Companies globally are trying to source goods from other parts of the world and those suppliers will not be able to fully address all requests so shelf stocks will slowly start to reduce its volume.
Lars Jensen, from SeaIntelligence in Copenhagen, said the loss of traffic was running at 300,000 containers a week. This would cause a logistical crunch in Europe in early March even if the epidemic is brought under control quickly.
“The dominoes are toppling through the whole chain. When ships don’t leave port in China, they don’t stop to pick up cargo in Hong Kong, Saigon, or Singapore either.

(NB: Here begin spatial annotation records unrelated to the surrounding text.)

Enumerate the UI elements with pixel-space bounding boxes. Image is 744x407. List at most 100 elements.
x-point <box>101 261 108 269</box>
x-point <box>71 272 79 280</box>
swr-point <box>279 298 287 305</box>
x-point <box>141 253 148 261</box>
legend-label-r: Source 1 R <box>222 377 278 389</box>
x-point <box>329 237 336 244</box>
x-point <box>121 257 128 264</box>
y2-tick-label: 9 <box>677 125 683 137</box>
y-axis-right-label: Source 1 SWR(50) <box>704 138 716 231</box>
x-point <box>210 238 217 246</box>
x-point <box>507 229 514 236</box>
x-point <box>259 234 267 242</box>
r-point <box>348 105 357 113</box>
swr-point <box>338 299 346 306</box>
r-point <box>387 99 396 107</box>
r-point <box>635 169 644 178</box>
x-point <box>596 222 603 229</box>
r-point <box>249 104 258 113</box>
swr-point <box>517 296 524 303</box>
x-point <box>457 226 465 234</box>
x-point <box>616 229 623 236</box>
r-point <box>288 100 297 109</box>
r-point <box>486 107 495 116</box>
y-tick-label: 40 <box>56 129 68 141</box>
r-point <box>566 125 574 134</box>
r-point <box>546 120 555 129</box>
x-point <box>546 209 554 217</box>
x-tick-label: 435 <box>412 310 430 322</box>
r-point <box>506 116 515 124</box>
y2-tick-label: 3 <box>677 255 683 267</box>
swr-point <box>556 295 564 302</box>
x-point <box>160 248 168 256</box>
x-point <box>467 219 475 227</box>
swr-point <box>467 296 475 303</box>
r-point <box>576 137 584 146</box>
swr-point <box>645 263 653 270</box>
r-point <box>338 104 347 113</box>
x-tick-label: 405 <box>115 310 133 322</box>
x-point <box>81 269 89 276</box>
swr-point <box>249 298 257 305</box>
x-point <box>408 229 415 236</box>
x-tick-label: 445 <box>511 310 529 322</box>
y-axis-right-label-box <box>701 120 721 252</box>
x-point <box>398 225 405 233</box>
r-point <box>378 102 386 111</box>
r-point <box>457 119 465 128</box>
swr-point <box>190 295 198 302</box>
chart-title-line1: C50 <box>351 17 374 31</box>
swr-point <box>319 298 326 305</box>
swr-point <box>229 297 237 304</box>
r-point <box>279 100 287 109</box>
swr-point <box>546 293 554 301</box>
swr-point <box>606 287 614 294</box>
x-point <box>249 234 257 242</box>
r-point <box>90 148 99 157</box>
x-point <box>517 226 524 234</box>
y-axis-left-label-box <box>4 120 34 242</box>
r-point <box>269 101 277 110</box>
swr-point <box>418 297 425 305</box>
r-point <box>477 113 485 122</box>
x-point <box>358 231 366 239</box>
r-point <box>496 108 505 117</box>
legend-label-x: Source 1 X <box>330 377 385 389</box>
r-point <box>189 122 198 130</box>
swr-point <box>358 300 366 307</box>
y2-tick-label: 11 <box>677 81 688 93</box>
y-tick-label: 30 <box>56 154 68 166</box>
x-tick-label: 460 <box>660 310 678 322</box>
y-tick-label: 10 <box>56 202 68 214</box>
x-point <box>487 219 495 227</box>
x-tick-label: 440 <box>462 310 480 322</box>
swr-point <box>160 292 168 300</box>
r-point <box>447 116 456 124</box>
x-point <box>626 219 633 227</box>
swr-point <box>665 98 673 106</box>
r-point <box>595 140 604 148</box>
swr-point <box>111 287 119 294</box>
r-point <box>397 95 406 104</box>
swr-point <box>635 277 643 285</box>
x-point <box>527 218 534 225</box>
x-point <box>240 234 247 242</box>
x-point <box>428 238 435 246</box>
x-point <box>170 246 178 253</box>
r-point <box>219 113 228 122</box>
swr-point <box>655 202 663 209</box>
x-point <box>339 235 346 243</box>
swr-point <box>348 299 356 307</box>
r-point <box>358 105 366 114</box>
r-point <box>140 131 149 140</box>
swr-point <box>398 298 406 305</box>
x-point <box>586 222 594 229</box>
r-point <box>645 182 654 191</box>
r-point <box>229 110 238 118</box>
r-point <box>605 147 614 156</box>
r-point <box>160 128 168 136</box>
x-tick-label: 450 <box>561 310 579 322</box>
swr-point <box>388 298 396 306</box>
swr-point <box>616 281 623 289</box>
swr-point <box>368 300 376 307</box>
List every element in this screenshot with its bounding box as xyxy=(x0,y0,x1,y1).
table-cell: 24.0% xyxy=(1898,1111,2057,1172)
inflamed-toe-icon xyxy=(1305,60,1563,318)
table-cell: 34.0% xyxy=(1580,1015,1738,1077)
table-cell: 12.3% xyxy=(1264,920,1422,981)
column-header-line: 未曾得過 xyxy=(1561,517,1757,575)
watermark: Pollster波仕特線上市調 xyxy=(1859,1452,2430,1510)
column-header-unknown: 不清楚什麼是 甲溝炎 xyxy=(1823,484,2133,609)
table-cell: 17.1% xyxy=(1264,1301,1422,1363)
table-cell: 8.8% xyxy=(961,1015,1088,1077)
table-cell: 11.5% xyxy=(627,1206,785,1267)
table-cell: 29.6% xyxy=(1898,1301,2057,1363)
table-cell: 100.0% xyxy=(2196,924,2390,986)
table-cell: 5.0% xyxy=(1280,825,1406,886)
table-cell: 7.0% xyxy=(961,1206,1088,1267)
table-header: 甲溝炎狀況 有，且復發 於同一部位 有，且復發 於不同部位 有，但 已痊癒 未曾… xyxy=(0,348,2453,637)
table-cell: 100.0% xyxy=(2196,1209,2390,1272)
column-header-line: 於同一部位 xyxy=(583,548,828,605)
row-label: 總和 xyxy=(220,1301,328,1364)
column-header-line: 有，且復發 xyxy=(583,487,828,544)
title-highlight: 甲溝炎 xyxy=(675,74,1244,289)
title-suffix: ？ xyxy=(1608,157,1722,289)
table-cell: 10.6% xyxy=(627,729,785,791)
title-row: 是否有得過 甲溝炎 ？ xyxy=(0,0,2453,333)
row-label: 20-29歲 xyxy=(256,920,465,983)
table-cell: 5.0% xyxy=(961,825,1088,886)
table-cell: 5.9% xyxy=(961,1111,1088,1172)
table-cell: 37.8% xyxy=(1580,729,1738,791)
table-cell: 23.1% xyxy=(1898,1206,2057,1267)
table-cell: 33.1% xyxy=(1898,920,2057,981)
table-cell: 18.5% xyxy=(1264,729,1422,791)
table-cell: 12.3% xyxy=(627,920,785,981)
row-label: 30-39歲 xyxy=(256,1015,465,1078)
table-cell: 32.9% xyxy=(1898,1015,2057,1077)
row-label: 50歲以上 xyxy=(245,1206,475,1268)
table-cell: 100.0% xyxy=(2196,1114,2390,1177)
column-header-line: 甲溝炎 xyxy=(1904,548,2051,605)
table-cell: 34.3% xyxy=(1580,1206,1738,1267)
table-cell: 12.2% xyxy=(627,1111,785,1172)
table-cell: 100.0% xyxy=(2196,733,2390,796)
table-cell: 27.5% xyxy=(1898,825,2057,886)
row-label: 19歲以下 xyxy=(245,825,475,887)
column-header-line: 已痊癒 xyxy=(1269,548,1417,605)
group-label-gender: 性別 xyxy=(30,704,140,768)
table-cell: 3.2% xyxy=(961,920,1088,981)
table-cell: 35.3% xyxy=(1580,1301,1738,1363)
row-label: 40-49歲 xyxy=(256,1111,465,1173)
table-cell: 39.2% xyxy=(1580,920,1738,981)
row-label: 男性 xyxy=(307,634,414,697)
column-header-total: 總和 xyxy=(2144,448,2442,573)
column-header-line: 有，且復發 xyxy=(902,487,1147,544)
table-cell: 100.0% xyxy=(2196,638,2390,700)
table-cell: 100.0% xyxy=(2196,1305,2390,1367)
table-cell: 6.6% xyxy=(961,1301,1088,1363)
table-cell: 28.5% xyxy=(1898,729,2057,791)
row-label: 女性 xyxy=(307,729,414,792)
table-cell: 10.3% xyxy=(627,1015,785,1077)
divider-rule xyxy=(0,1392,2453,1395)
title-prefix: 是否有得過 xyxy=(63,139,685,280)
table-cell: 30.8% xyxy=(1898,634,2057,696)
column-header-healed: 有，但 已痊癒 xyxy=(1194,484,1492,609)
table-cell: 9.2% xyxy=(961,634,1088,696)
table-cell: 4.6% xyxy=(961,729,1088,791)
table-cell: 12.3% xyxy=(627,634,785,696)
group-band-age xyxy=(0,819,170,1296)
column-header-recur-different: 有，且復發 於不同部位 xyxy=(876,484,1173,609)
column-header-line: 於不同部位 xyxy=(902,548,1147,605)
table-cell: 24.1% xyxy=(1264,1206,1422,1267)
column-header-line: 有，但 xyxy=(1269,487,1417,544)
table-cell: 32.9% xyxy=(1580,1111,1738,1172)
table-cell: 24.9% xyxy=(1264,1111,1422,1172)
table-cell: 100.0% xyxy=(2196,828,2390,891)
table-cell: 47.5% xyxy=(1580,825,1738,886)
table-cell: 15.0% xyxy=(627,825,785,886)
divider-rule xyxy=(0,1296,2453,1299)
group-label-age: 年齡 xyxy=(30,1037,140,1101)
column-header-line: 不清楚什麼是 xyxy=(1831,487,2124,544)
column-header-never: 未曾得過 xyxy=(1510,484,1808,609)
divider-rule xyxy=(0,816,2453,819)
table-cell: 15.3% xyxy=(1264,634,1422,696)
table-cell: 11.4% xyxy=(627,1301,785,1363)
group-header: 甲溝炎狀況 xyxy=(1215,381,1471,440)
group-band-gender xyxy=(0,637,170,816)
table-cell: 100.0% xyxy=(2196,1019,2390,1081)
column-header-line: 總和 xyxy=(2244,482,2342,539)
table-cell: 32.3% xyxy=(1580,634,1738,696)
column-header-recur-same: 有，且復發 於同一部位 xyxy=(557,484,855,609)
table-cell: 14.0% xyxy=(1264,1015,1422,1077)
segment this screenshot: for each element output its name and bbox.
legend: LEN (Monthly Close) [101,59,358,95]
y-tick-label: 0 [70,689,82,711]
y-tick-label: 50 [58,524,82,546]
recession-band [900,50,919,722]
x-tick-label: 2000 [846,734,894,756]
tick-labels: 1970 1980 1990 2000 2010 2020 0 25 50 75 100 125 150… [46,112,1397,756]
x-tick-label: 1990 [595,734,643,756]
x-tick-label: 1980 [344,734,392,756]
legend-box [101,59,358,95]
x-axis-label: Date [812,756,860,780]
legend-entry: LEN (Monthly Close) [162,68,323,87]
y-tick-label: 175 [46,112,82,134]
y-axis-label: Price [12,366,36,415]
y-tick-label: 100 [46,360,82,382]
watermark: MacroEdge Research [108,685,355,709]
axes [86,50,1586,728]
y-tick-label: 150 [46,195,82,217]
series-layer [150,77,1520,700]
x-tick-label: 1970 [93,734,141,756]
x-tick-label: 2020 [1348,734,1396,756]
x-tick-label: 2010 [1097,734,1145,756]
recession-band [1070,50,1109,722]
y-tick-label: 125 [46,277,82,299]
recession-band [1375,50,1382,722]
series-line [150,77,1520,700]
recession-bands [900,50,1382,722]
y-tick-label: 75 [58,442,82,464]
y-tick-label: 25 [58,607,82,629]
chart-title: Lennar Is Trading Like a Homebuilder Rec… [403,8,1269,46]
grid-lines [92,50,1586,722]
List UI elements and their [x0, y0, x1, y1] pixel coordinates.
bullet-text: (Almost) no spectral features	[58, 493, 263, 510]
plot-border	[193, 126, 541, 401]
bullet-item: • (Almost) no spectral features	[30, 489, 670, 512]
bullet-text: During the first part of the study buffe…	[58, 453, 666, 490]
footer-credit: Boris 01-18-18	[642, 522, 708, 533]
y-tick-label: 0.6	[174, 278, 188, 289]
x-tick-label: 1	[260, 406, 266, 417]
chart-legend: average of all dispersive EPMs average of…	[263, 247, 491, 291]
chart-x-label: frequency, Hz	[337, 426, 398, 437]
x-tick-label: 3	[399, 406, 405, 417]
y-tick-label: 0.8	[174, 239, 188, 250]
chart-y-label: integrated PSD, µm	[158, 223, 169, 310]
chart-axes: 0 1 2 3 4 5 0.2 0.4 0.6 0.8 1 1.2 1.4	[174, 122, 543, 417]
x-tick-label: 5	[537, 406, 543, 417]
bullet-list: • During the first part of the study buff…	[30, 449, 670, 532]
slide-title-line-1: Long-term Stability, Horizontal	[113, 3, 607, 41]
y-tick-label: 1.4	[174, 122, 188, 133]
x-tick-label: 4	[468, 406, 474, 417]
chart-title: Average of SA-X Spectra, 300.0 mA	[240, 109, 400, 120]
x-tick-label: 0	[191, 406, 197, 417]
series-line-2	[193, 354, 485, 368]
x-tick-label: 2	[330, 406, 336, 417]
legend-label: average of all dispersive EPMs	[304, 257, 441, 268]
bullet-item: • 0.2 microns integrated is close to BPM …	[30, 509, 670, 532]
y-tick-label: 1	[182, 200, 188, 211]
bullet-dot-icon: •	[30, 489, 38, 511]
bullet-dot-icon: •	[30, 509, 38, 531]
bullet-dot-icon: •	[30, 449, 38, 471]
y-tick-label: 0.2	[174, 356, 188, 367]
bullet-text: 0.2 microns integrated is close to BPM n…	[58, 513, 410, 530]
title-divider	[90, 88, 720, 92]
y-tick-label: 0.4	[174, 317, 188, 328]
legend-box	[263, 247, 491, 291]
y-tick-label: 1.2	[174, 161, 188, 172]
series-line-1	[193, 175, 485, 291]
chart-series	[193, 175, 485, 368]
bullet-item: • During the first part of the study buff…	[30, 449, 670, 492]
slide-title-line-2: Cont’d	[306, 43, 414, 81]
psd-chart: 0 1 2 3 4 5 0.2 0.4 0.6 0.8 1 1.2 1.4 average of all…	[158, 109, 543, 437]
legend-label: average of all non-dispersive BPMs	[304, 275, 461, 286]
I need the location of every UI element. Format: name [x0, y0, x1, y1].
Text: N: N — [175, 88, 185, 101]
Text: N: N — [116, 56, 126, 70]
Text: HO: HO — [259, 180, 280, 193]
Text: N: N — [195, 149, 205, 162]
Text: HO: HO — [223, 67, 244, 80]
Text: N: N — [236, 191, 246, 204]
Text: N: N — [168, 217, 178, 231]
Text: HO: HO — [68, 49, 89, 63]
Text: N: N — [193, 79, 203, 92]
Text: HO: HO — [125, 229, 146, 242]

Freight rates are in free fall,” he said.
Refrigerated ships full of frozen food – known as “reefers” – are unable to enter Chinese ports because the berths are taken and they cannot tap into electricity charges. Meat supplies are spoiling at sea.
The US Agriculture Transportation Commission said the Pacific supply chain had been badly “compromised” and logistical headaches were building up at US ports. There will soon be an acute lack of containers in both American and Europe ports.
Mr. Jensen said European factories were already feeling the shock. “The first hit is the auto industry as it has a very tight supply chain. Companies are having to airlift in supplies from Asia, which is extraordinary expensice,” he said.
So as we head into weekend, and another week, we wait to see what changes will bring on the “return to work” horizon.
Industry must maintain close relations with their forwarders, agents, shipping lines, suppliers and clients in China to ensure that they have the latest information available.